How to write log base(2) in c/c++
C++CC++ Problem Overview
Is there any way to write log(base 2) function?
The C language has 2 built in function -->>
1.log
which is base e.
2.log10
base 10;
But I need log function of base 2.How to calculate this.
C++ Solutions
Solution 1 - C++
Simple math:
log2 (x) = logy (x) / logy (2)
where y can be anything, which for standard log functions is either 10 or e.
Solution 2 - C++
C99 has log2
(as well as log2f
and log2l
for float and long double).
Solution 3 - C++
If you're looking for an integral result, you can just determine the highest bit set in the value and return its position.
Solution 4 - C++
#define M_LOG2E 1.44269504088896340736 // log2(e)
inline long double log2(const long double x){
return log(x) * M_LOG2E;
}
(multiplication may be faster than division)
Solution 5 - C++
log2(int n) = 31 - __builtin_clz(n)
Solution 6 - C++
As stated on http://en.wikipedia.org/wiki/Logarithm:
logb(x) = logk(x) / logk(b)
Which means that:
log2(x) = log10(x) / log10(2)
Solution 7 - C++
If you want to make it fast, you could use a lookup table like in Bit Twiddling Hacks (integer log2 only).
uint32_t v; // find the log base 2 of 32-bit v
int r; // result goes here
static const int MultiplyDeBruijnBitPosition[32] =
{
0, 9, 1, 10, 13, 21, 2, 29, 11, 14, 16, 18, 22, 25, 3, 30,
8, 12, 20, 28, 15, 17, 24, 7, 19, 27, 23, 6, 26, 5, 4, 31
};
v |= v >> 1; // first round down to one less than a power of 2
v |= v >> 2;
v |= v >> 4;
v |= v >> 8;
v |= v >> 16;
r = MultiplyDeBruijnBitPosition[(uint32_t)(v * 0x07C4ACDDU) >> 27];
In addition you should take a look at your compilers builtin methods like _BitScanReverse
which could be faster because it may entirely computed in hardware.

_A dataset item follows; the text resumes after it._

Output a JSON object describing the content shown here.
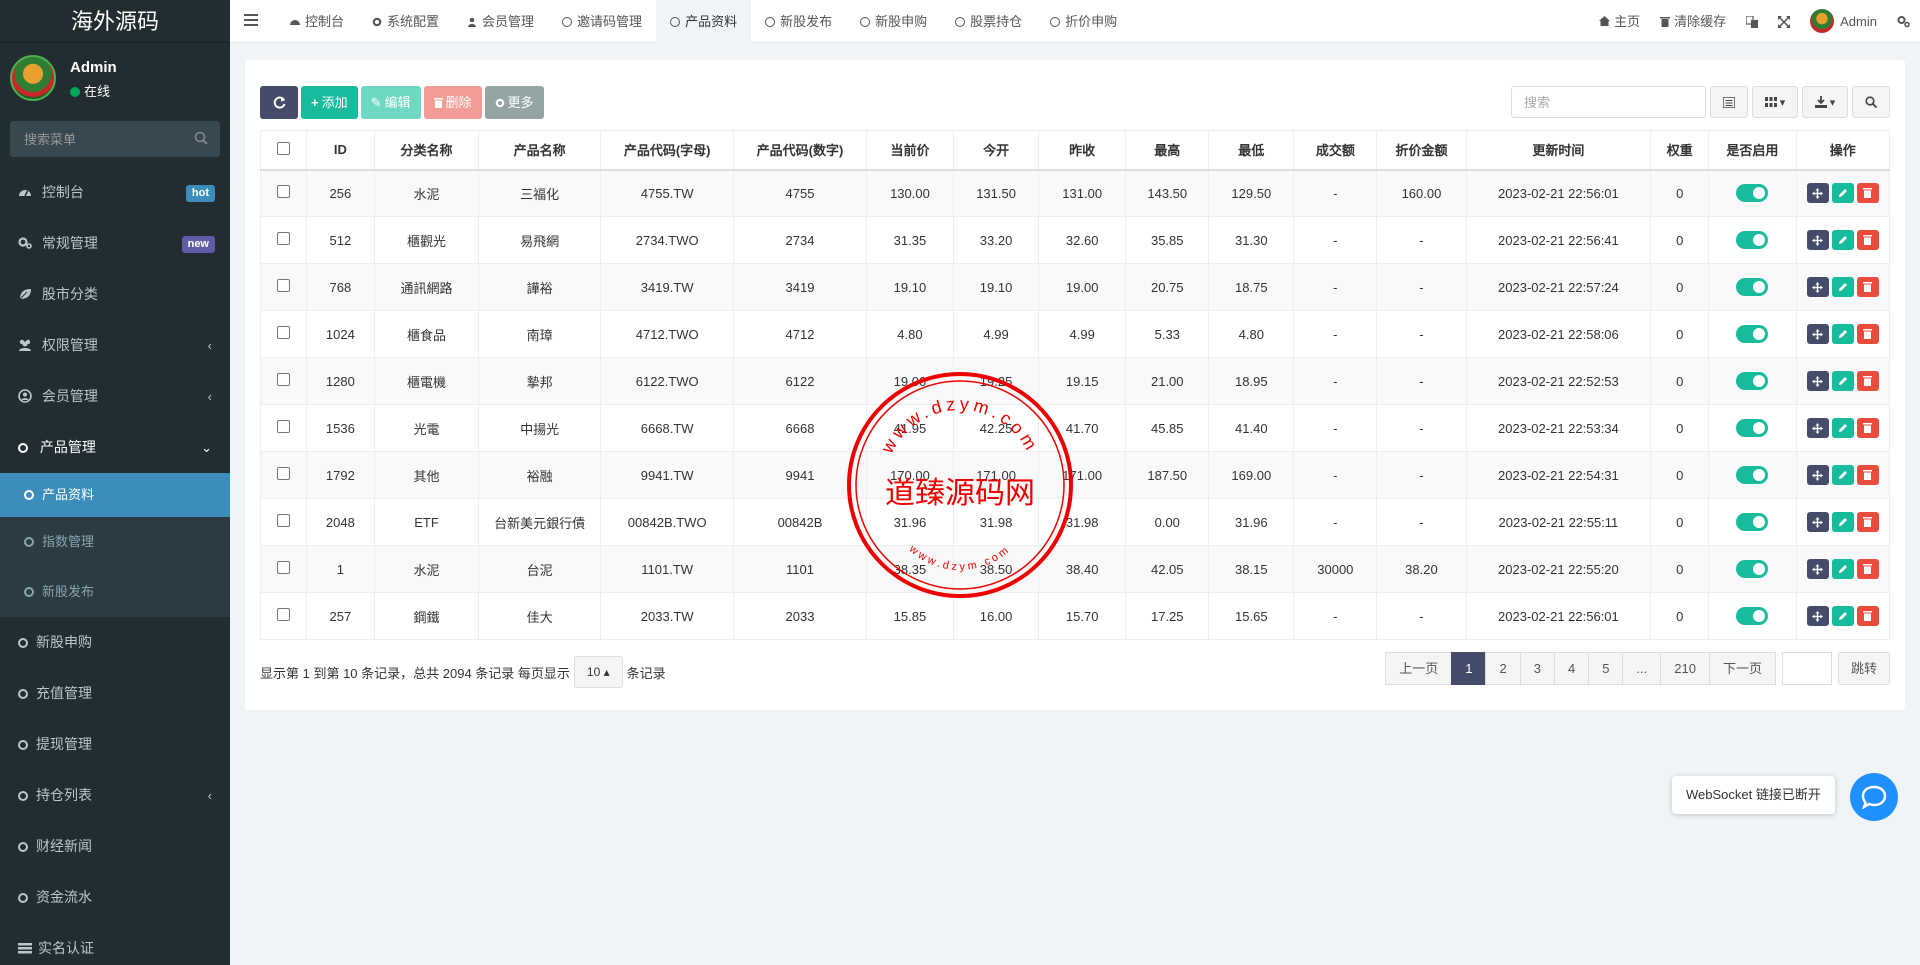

Take also a look at possible duplicate https://stackoverflow.com/questions/994593/how-to-do-an-integer-log2-in-c
Solution 8 - C++
uint16_t log2(uint32_t n) {//but truncated
if (n==0) throw ...
uint16_t logValue = -1;
while (n) {//
logValue++;
n >>= 1;
}
return logValue;
}
Basically the same as tomlogic's.
Solution 9 - C++
log2(x) = log10(x) / log10(2)
Solution 10 - C++
You have to include math.h (C) or cmath (C++) Of course keep on mind that you have to follow the maths that we know...only numbers>0.
Example:
#include <iostream>
#include <cmath>
using namespace std;
int main(){
cout<<log2(number);
}
Solution 11 - C++
I needed to have more precision that just the position of the most significant bit, and the microcontroller I was using had no math library. I found that just using a linear approximation between 2^n values for positive integer value arguments worked well. Here is the code:
uint16_t approx_log_base_2_N_times_256(uint16_t n)
{
uint16_t msb_only = 0x8000;
uint16_t exp = 15;
if (n == 0)
return (-1);
while ((n & msb_only) == 0) {
msb_only >>= 1;
exp--;
}
return (((uint16_t)((((uint32_t) (n ^ msb_only)) << 8) / msb_only)) | (exp << 8));
}
In my main program, I needed to calculate N * log2(N) / 2 with an integer result:
temp = (((uint32_t) N) * approx_log_base_2_N_times_256) / 512;
and all 16 bit values were never off by more than 2%
Solution 12 - C++
All the above answers are correct. This answer of mine below can be helpful if someone needs it. I have seen this requirement in many questions which we are solving using C.
log2 (x) = logy (x) / logy (2)
However, if you are using C language and you want the result in integer, you can use the following:
int result = (int)(ceil(log(x) / log(2)));
Hope this helps.
Solution 13 - C++
Consult your basic mathematics course, log n / log 2
. It doesn't matter whether you choose log
or log10
in this case, dividing by the log
of the new base does the trick.
Solution 14 - C++
Improved version of what Ustaman Sangat did
static inline uint64_t
log2(uint64_t n)
{
uint64_t val;
for (val = 0; n > 1; val++, n >>= 1);
return val;
}